1. Histological criteria for effectiveness of chemo- and radio-therapy for gastrointestinal tumors
  2. Study of premalignant and in-situ carcinoma for Bile-duct and pancreas group
  3. Histopathological study towards selection of treatment modalities and outcome prediction in head and neck cancer
  4. Studies by Breast Group
  5. Hepatocarcinogenesis using experimental liver cancer models
  6. Pathological studies for gynecological malignancies
  7. Diagnostic and etiologic studies for lung cancers
  8. Clinicopathological studies with aids of chromosome analysis for genitourinary cancers
  9. Pathological and molecular studies for bone and soft tissue tumors
  10. Pathological and molecular studies for hematological neoplasms

Histological criteria for effectiveness of chemo- and radio-therapy for gastrointestinal tumors

The gastrointestinal (GI) group

Members: Drs. Y. Kato, N. Yamamoto, K. Kubo,
H.Ninomiya, Y. Miwa, I.Ohnishi, T.Yoshimoto.

The GI group performs routine diagnosis of materials, both biopsy and surgery, approximately 900 cases annually. Research activities are largely based on the surgical and endoscopical materials taken at the Cancer Institute Hospital.

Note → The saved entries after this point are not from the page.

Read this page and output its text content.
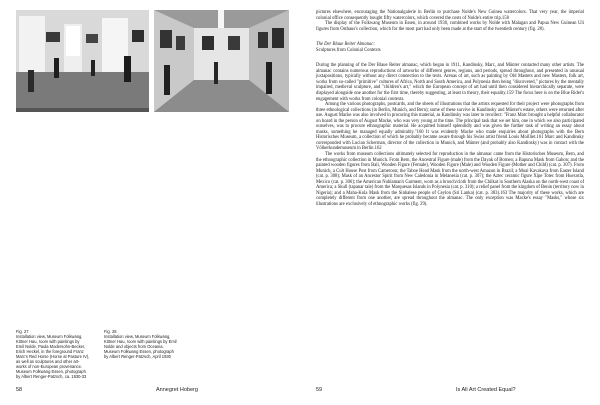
Fig. 27
Installation view, Museum Folkwang,
Kittner Hau, room with paintings by
Emil Nolde, Paula Modersohn-Becker,
Erich Heckel, in the foreground Franz
Marc's Red Horse (Horse at Pasture IV),
as well as sculptures and other art-
works of non-European provenance.
Museum Folkwang Essen, photograph
by Albert Renger-Patzsch, ca. 1930-33
Fig. 28
Installation view, Museum Folkwang,
Kittner Hau, room with paintings by Emil
Nolde and objects from Oceania.
Museum Folkwang Essen, photograph
by Albert Renger-Patzsch, April 1930
58	Annegret Hoberg

pictures elsewhere, encouraging the Nationalgalerie in Berlin to purchase Nolde's New Guinea watercolors. That very year, the imperial colonial office consequently bought fifty watercolors, which covered the costs of Nolde's entire trip.158

The display of the Folkwang Museum in Essen, in around 1930, combined works by Nolde with Malagan and Papua New Guinean Uli figures from Osthaus's collection, which for the most part had only been made at the start of the twentieth century (fig. 28).

The Der Blaue Reiter Almanac:

Sculptures from Colonial Contexts

During the planning of the Der Blaue Reiter almanac, which began in 1911, Kandinsky, Marc, and Münter contacted many other artists. The almanac contains numerous reproductions of artworks of different genres, regions, and periods, spread throughout, and presented in unusual juxtapositions, typically without any direct connection to the texts. Arenas of art, such as painting by Old Masters and new Masters, folk art, works from so-called "primitive" cultures of Africa, North and South America, and Polynesia then being "discovered," pictures by the mentally impaired, medieval sculpture, and "children's art," which the European concept of art had until then considered hierarchically separate, were displayed alongside one another for the first time, thereby suggesting, at least in theory, their equality.159 The focus here is on the Blue Rider's engagement with works from colonial contexts.

Among the various photographs, postcards, and the sheets of illustrations that the artists requested for their project were photographs from three ethnological collections (in Berlin, Munich, and Bern); some of these survive in Kandinsky and Münter's estate, others were returned after use. August Macke was also involved in procuring this material, as Kandinsky was later to recollect: "Franz Marc brought a helpful collaborator on board in the person of August Macke, who was very young at the time. The principal task that we set him, one in which we also participated ourselves, was to procure ethnographic material. He acquitted himself splendidly and was given the further task of writing an essay about masks, something he managed equally admirably."160 It was evidently Macke who made enquiries about photographs with the Bern Historisches Museum, a collection of which he probably became aware through his Swiss artist friend Louis Moilliet.161 Marc and Kandinsky corresponded with Lucian Scherman, director of the collection in Munich, and Münter (and probably also Kandinsky) was in contact with the Völkerkundemuseum in Berlin.162

The works from museum collections ultimately selected for reproduction in the almanac came from the Historisches Museum, Bern, and the ethnographic collection in Munich. From Bern, the Ancestral Figure (male) from the Dayak of Borneo; a Bapuna Mask from Gabon; and the painted wooden figures from Bali, Wooden Figure (Female), Wooden Figure (Male) and Wooden Figure (Mother and Child) (cat. p. 307). From Munich, a Cult House Post from Cameroon; the Taboe Head Mask from the north-west Amazon in Brazil; a Moai Kavakava from Easter Island (cat. p. 308); Mask of an Ancestor Spirit from New Caledonia in Melanesia (cat. p. 307); the Aztec ceramic figure Xipe Totec from Huexotla, Mexico (cat. p. 306); the American Nuhlaman's Garment, worn as a brooch/cloth from the Chilkat in Southern Alaska on the north-west coast of America; a Skull (tapanar tale) from the Marquesas Islands in Polynesia (cat. p. 310); a relief panel from the kingdom of Benin (territory now in Nigeria); and a Maha-Kola Mask from the Sinhalese people of Ceylon (Sri Lanka) (cat. p. 383).163 The majority of these works, which are completely different from one another, are spread throughout the almanac. The only exception was Macke's essay "Masks," whose six illustrations are exclusively of ethnographic works (fig. 29).

59	Is All Art Created Equal?
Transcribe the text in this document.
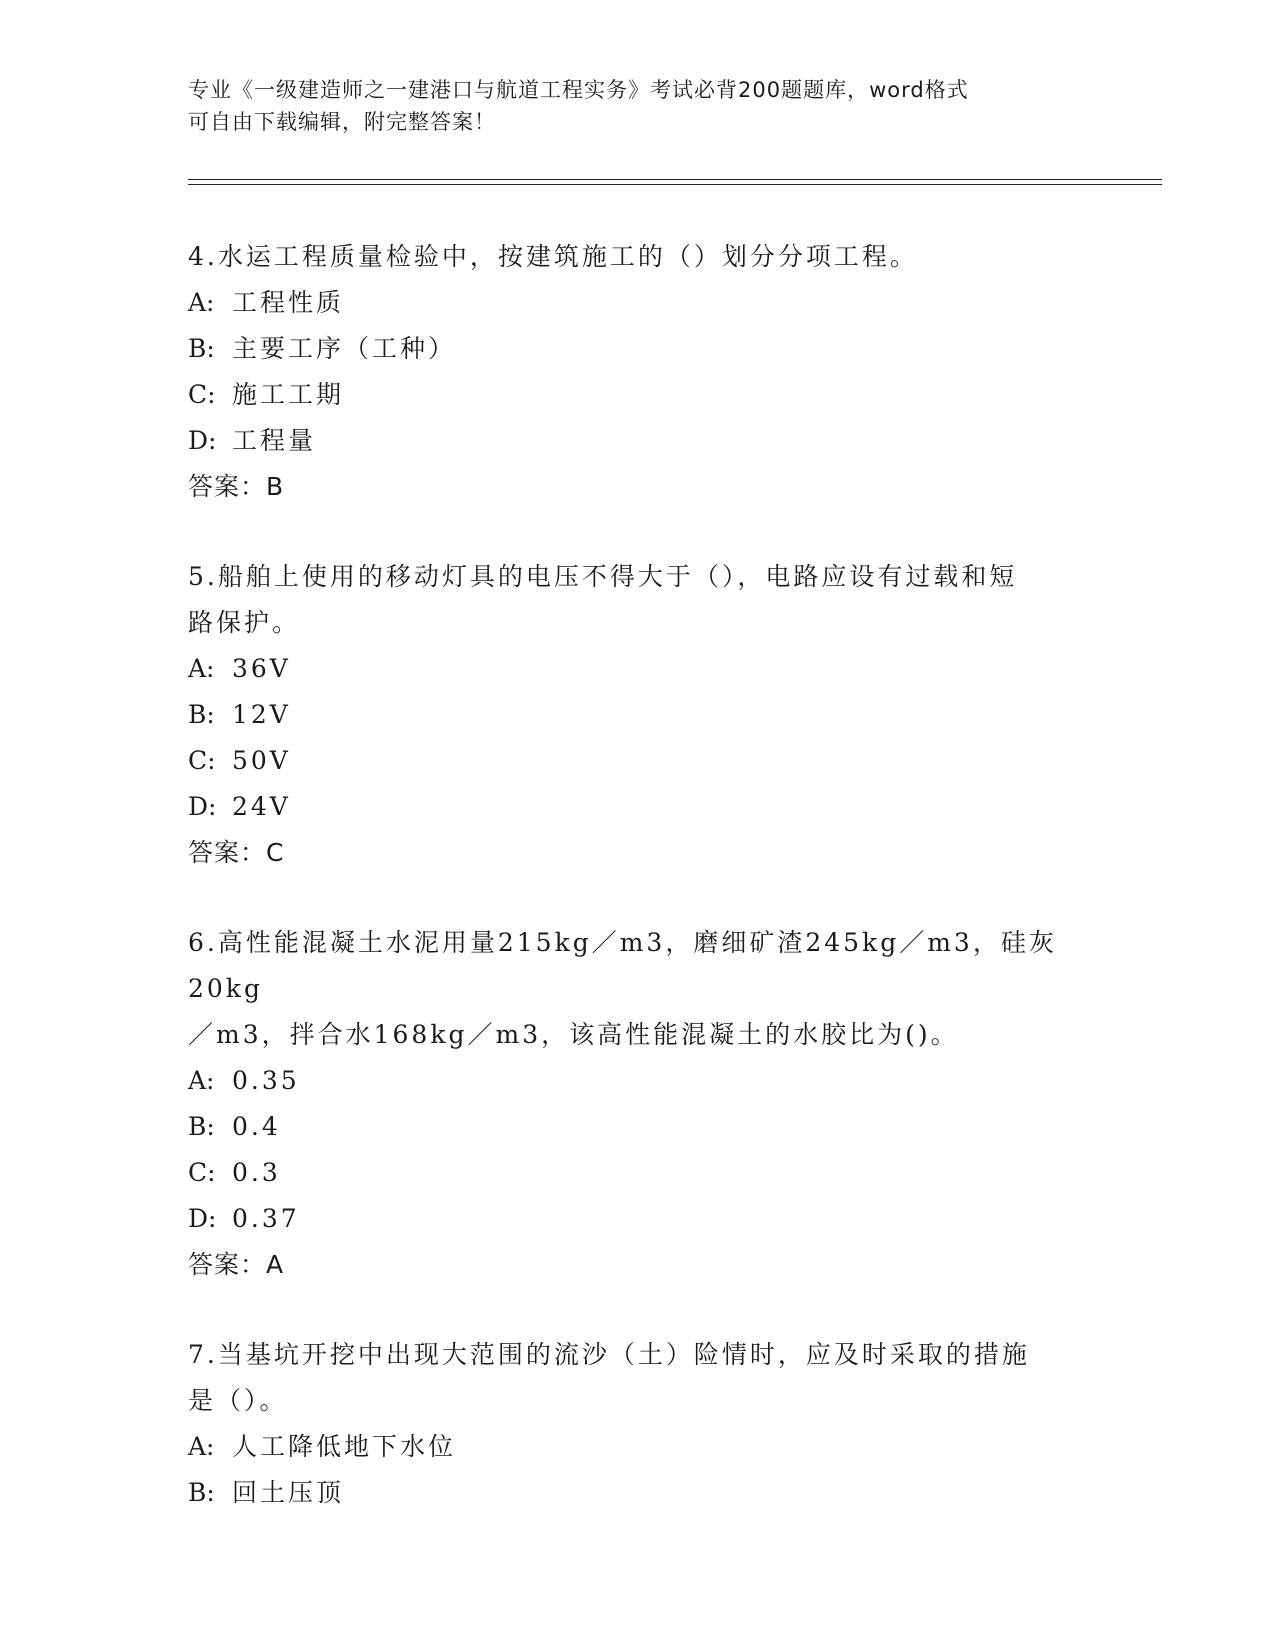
专业《一级建造师之一建港口与航道工程实务》考试必背200题题库，word格式
可自由下载编辑，附完整答案！

4.水运工程质量检验中，按建筑施工的（）划分分项工程。

A: 工程性质

B: 主要工序（工种）

C: 施工工期

D: 工程量

答案：B

5.船舶上使用的移动灯具的电压不得大于（），电路应设有过载和短

路保护。

A: 36V

B: 12V

C: 50V

D: 24V

答案：C

6.高性能混凝土水泥用量215kg／m3，磨细矿渣245kg／m3，硅灰20kg

／m3，拌合水168kg／m3，该高性能混凝土的水胶比为()。

A: 0.35

B: 0.4

C: 0.3

D: 0.37

答案：A

7.当基坑开挖中出现大范围的流沙（土）险情时，应及时采取的措施

是（）。

A: 人工降低地下水位

B: 回土压顶
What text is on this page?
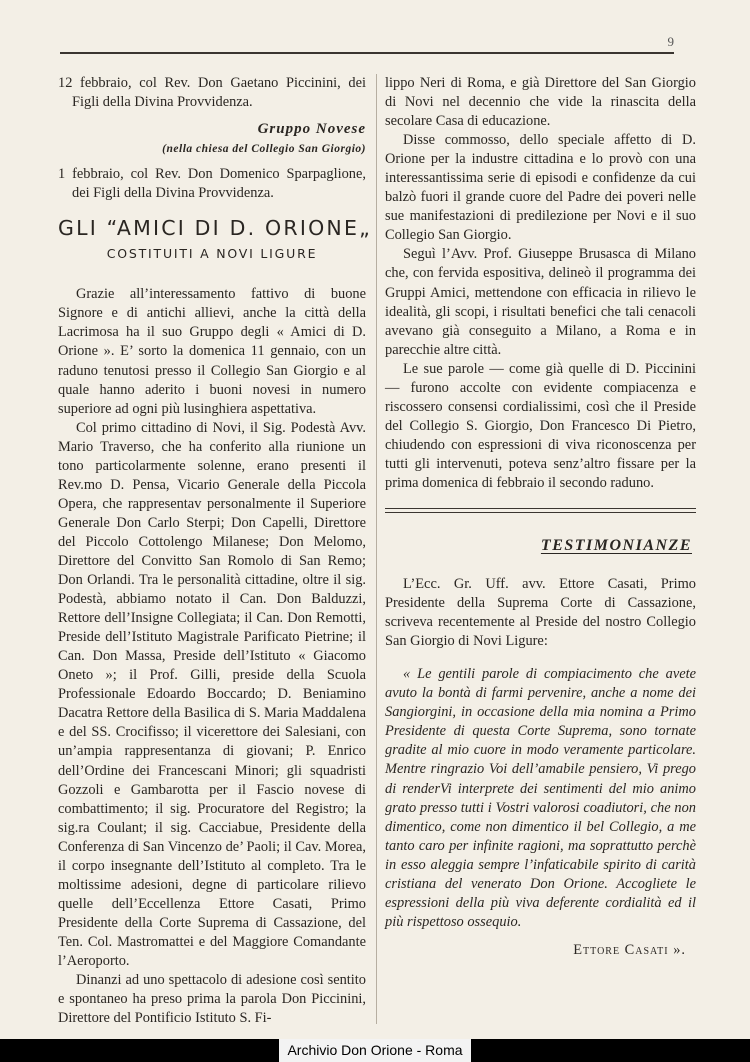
9

12 febbraio, col Rev. Don Gaetano Piccinini, dei Figli della Divina Provvidenza.

Gruppo Novese

(nella chiesa del Collegio San Giorgio)

1 febbraio, col Rev. Don Domenico Sparpaglione, dei Figli della Divina Provvidenza.

GLI “AMICI DI D. ORIONE„
COSTITUITI A NOVI LIGURE

Grazie all’interessamento fattivo di buone Signore e di antichi allievi, anche la città della Lacrimosa ha il suo Gruppo degli « Amici di D. Orione ». E’ sorto la domenica 11 gennaio, con un raduno tenutosi presso il Collegio San Giorgio e al quale hanno aderito i buoni novesi in numero superiore ad ogni più lusinghiera aspettativa.

Col primo cittadino di Novi, il Sig. Podestà Avv. Mario Traverso, che ha conferito alla riunione un tono particolarmente solenne, erano presenti il Rev.mo D. Pensa, Vicario Generale della Piccola Opera, che rappresentav personalmente il Superiore Generale Don Carlo Sterpi; Don Capelli, Direttore del Piccolo Cottolengo Milanese; Don Melomo, Direttore del Convitto San Romolo di San Remo; Don Orlandi. Tra le personalità cittadine, oltre il sig. Podestà, abbiamo notato il Can. Don Balduzzi, Rettore dell’Insigne Collegiata; il Can. Don Remotti, Preside dell’Istituto Magistrale Parificato Pietrine; il Can. Don Massa, Preside dell’Istituto « Giacomo Oneto »; il Prof. Gilli, preside della Scuola Professionale Edoardo Boccardo; D. Beniamino Dacatra Rettore della Basilica di S. Maria Maddalena e del SS. Crocifisso; il vicerettore dei Salesiani, con un’ampia rappresentanza di giovani; P. Enrico dell’Ordine dei Francescani Minori; gli squadristi Gozzoli e Gambarotta per il Fascio novese di combattimento; il sig. Procuratore del Registro; la sig.ra Coulant; il sig. Cacciabue, Presidente della Conferenza di San Vincenzo de’ Paoli; il Cav. Morea, il corpo insegnante dell’Istituto al completo. Tra le moltissime adesioni, degne di particolare rilievo quelle dell’Eccellenza Ettore Casati, Primo Presidente della Corte Suprema di Cassazione, del Ten. Col. Mastromattei e del Maggiore Comandante l’Aeroporto.

Dinanzi ad uno spettacolo di adesione così sentito e spontaneo ha preso prima la parola Don Piccinini, Direttore del Pontificio Istituto S. Fi-

lippo Neri di Roma, e già Direttore del San Giorgio di Novi nel decennio che vide la rinascita della secolare Casa di educazione.

Disse commosso, dello speciale affetto di D. Orione per la industre cittadina e lo provò con una interessantissima serie di episodi e confidenze da cui balzò fuori il grande cuore del Padre dei poveri nelle sue manifestazioni di predilezione per Novi e il suo Collegio San Giorgio.

Seguì l’Avv. Prof. Giuseppe Brusasca di Milano che, con fervida espositiva, delineò il programma dei Gruppi Amici, mettendone con efficacia in rilievo le idealità, gli scopi, i risultati benefici che tali cenacoli avevano già conseguito a Milano, a Roma e in parecchie altre città.

Le sue parole — come già quelle di D. Piccinini — furono accolte con evidente compiacenza e riscossero consensi cordialissimi, così che il Preside del Collegio S. Giorgio, Don Francesco Di Pietro, chiudendo con espressioni di viva riconoscenza per tutti gli intervenuti, poteva senz’altro fissare per la prima domenica di febbraio il secondo raduno.

TESTIMONIANZE

L’Ecc. Gr. Uff. avv. Ettore Casati, Primo Presidente della Suprema Corte di Cassazione, scriveva recentemente al Preside del nostro Collegio San Giorgio di Novi Ligure:

« Le gentili parole di compiacimento che avete avuto la bontà di farmi pervenire, anche a nome dei Sangiorgini, in occasione della mia nomina a Primo Presidente di questa Corte Suprema, sono tornate gradite al mio cuore in modo veramente particolare. Mentre ringrazio Voi dell’amabile pensiero, Vi prego di renderVi interprete dei sentimenti del mio animo grato presso tutti i Vostri valorosi coadiutori, che non dimentico, come non dimentico il bel Collegio, a me tanto caro per infinite ragioni, ma soprattutto perchè in esso aleggia sempre l’infaticabile spirito di carità cristiana del venerato Don Orione. Accogliete le espressioni della più viva deferente cordialità ed il più rispettoso ossequio.

Ettore Casati ».

Archivio Don Orione - Roma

Research topics are as follows:

  1. Superficial carcinoma without lymphnode metastasis.
    We histologically pursue application limits of endoscopic mucosal resection (EMR) in terms of what extent of invasion we can remove carcinomas with submucosal invasion to.
  2. Histological criteria for effectiveness of chemo- and radio-therapy, and histological characteristics of cancers sensitive/resistant to chemo- and radio-therapy.
    We develop methods for evaluating easily and precisely how much tumors have been degenerated at primary and metastatic sites using neo-adjuvant cases.
  3. Histological and molecular characteristics of tumors of high-grade and low-grade malignancy.
    We analyze histologically and molecular-biologically high-grade malignant tumors such as small cell carcinoma (neuroendocrine carcinoma) as well as low-grade malignant ones such as medullary carcinomas with lymphocytic infiltration.
  4. State of stroma and malignancy grade in advanced carcinomas.
    We focus on relationships of development of stroma such as blood vessels and fibrous tissues with malignancy grade of tumors.
  5. Establishment of detection system for hereditary cancers (familial cancers), particularly HNPCC, and analyses of small mucosal lesions associated with HNPCC, together with the Gene Therapy Center and Department of Genetic Diagnosis,
  6. Studies on premalignant, in-situ and intramucosal carcinomas.
    For esophageal lesions, we established differentiation methods of dysplasias and in-situ carcinomas, and are studying clinicopathological implications of geographical esophagus. For gastric tumors, we continue to analyze characters of well-differentiated carcinomas with a highly invasive nature. For colonic lesion, we are examining carcinomas showing a sequence from metaplastic polyp through serrated adenoma and to carcinoma.